The world has massive amounts of nuclear waste in the form of spent fuel from its existing fleet of nuclear plants. Even if we closed down all nuclear power plants tomorrow and stopped making nuclear weapons, we would still have a major waste management problem on our collective hands. The waste is here and it’s not going away anytime soon.

We can try to bury it at considerable expense and hope all will work out well for the next hundred thousand or so years, or we can purse ways of reusing that waste as a new source of fuel. Those are really the only two options.

The latter, if done right and responsibly, can solve many problems: It can reduce the volume of radioactive material that must go into long-term storage. It can reduce our need to mine new uranium and the associated environmental impacts of doing so. And it can give us more emission-free energy to wean us off fossil fuels and reduce global greenhouse-gas emissions.

Five years ago I wrote an article in this paper detailing a little-discussed feature of the Candu reactor design that allows it to use “waste” from rival light-water reactors (such as those used in the United States) as a fuel.
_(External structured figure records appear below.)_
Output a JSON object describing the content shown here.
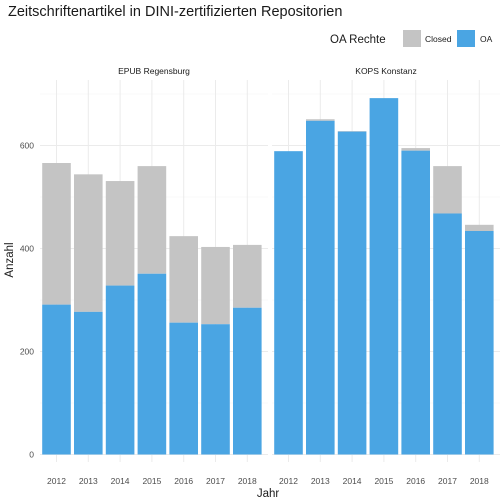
{
  "chart_data": {
    "type": "bar",
    "stacked": true,
    "title": "Zeitschriftenartikel in DINI-zertifizierten Repositorien",
    "xlabel": "Jahr",
    "ylabel": "Anzahl",
    "ylim": [
      0,
      720
    ],
    "yticks": [
      0,
      200,
      400,
      600
    ],
    "grid": true,
    "legend": {
      "title": "OA Rechte",
      "position": "top-right",
      "entries": [
        {
          "label": "Closed",
          "color": "#c4c4c4"
        },
        {
          "label": "OA",
          "color": "#4aa5e3"
        }
      ]
    },
    "categories": [
      "2012",
      "2013",
      "2014",
      "2015",
      "2016",
      "2017",
      "2018"
    ],
    "panels": [
      {
        "name": "EPUB Regensburg",
        "series": [
          {
            "name": "OA",
            "values": [
              291,
              277,
              328,
              351,
              256,
              253,
              285
            ]
          },
          {
            "name": "Closed",
            "values": [
              275,
              267,
              203,
              209,
              168,
              150,
              122
            ]
          }
        ]
      },
      {
        "name": "KOPS Konstanz",
        "series": [
          {
            "name": "OA",
            "values": [
              589,
              648,
              627,
              692,
              590,
              468,
              434
            ]
          },
          {
            "name": "Closed",
            "values": [
              0,
              3,
              1,
              0,
              5,
              92,
              12
            ]
          }
        ]
      }
    ]
  }
}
It’s called the DUPIC process – standing for Direct Use of Spent Pressurized Water Reactor Fuel in Candus.

The Canadian government established a joint research program with the Korean Atomic Energy Research Institute in 1991 to investigate the approach, and both sides have demonstrated that it’s feasible.

“It’s progressed to the prototype stage,” said Jeremy Whitlock, a scientist at the Chalk River Lab. “We’ve made the fuel and we’ve put it into a reactor and it works fine.”

There are other, more expensive approaches that involve dissolving spent fuel in strong acids, carefully separating fissile material from the waste, turning it back into a solid material, and then processing back into useable fuel. This chemical processing is nasty, resulting in liquid wastes that need to be treated.

DUPIC doesn’t involve chemical separation, making it much simpler. The spent light-water reactor fuel is instead mechanically reshaped into fuel rods that fit into Candu reactors. And because plutonium is not chemically isolated and separated the approach is more proliferation resistant.

Politics aside, imagine co-locating DUPIC-configured Candu reactors at existing light-water nuclear facilities around the world, with their job being to generate additional emission-free electricity from stockpiles of spent fuel in short-term storage.

There are challenges. Handling and mechanically reprocessing spent fuel is tricky. This is hot stuff that’s highly radioactive. Special equipment, procedures and reactor modifications would be required to safely handle the material.

But it can be done, and arguably faster and more easily than trying to build fleets of waste-consuming fast breeder reactors, another technology worthy of pursuit but with longer time horizons. The Koreans, unfortunately, began losing interest in DUPIC a few year ago and have since turned their attention to the more ambitious fast breeder model.

Perhaps Chalk River should double-down on efforts? Perhaps SNC Lavalin, which now has exclusive commercial rights to DUPIC, could turn this into a new business opportunity?

Another opportunity is fusion. General Fusion, the fusion technology start-up in Burnaby, B.C., is urging the federal government to devote part of Chalk River’s mandate to fusion research.

“There is expertise at Chalk River, world leading in some cases, in areas such as tritium handling,” explained Michael Delage, vice-president of business development at General Fusion.

Tritium is a radioactive form of hydrogen, and is a byproduct of Candu reactor operation. It’s also one of two isotopes that can be most easily combined to create a nuclear fusion reaction. General Fusion needs tritium, and could seriously benefit from Chalk River’s tritium handling expertise.

Whitlock pointed out that Canada once had a fusion program at Chalk River. In fact, in 2001 Canada put in a bid to host the International Thermonuclear Experimental Reactor (ITER) project. But we never backed up ambition with money. The federal government cut funding to our fusion program in 1997, and a general lack of financial support led to our withdrawal in 2003 from the ITER consortium.

With Chalk River once again under the spotlight, it’s time to make some choices.